Having both gives you a front-to-back dimension: instruments with more short reverb feel close. Instruments with more long reverb feel distant. The contrast creates depth.
The Haas Effect and Reverb
Chapter 21 introduced the Haas effect — very short delays (1-30 ms) that create stereo width without a distinct echo. Reverb and the Haas effect are deeply connected: the early reflections in any reverb are short delays arriving from different directions. The Haas effect is what gives reverb its spatial character in the first milliseconds before the diffuse tail takes over.
You can use this connection deliberately: a short pre-delay on a reverb creates a Haas-like separation between the dry signal and the reverb onset. This is one reason pre-delay is so powerful — it’s not just delaying the reverb, it’s engaging the precedence effect, anchoring the dry sound in the center while the reverb blooms around it.
Sidechain Reverb
Signal flow: dry vocal sidechains compressor on reverb return. Reverb ducks during vocal, blooms in gaps.
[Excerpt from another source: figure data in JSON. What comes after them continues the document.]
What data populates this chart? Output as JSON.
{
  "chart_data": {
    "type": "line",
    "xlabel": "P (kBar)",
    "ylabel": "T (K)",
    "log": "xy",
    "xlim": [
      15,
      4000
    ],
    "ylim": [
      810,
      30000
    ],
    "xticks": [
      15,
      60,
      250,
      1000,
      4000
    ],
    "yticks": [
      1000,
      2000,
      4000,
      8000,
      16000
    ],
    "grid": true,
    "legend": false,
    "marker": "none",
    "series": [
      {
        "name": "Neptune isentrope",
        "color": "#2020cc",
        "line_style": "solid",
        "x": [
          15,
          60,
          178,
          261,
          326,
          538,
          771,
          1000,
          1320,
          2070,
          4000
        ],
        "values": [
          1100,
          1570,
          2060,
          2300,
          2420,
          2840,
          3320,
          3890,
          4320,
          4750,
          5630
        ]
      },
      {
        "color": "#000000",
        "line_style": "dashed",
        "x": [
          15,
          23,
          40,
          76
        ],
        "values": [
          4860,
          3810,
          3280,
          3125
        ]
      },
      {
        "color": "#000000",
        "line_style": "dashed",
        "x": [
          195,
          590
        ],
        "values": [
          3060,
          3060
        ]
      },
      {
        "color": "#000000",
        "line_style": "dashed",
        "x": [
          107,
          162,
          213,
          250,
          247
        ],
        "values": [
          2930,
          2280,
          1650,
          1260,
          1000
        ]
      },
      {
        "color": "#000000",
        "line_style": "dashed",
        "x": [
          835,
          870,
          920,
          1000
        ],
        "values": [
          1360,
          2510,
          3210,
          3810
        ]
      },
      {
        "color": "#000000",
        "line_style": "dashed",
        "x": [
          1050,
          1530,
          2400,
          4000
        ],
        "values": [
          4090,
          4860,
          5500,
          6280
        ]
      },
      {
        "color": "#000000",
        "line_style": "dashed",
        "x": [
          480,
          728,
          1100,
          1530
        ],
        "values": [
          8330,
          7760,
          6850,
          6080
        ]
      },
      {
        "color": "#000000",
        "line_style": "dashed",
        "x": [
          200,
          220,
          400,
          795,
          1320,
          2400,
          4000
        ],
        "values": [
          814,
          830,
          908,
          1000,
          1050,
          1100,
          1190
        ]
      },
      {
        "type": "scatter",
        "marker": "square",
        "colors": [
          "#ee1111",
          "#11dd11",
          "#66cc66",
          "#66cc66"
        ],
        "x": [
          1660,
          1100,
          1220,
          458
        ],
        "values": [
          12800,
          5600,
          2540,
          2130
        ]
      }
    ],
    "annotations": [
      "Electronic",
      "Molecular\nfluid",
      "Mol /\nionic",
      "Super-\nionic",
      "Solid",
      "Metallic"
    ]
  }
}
Mixing is all about economy. Everything should have a purpose, nothing extemporaneous.
What to Practice
- Set up a send/return reverb and EQ it. Create a plate reverb on a return track, 100% wet. Add an EQ after the reverb: high-pass at 300 Hz, low-pass at 8 kHz. Send a vocal to it. A/B the EQ’d reverb vs the unprocessed reverb — notice how the filtered version sits behind the mix while the unfiltered version competes with it.
- Adjust predelay. Start with 0 ms predelay and a medium decay. Listen to how the vocal blurs into the reverb. Now add 20 ms of predelay. Hear how the vocal’s consonants and transients come forward while the reverb fills in behind them. This is one of the biggest improvements you can make to a reverb sound.
- Set up two reverbs. Create a short room (1.0s decay) and a long plate (2.5s decay). Send the snare to the short reverb for presence. Send the vocal to the long reverb for depth. Listen to how the two different reverb lengths create a sense of front-to-back space.
- Compare reverb types. Run the same signal through a room, plate, hall, and spring reverb with similar decay times. Listen to the character differences — the plate’s shimmer, the hall’s grandeur, the spring’s bounce, the room’s naturalness. Each tells a different spatial story.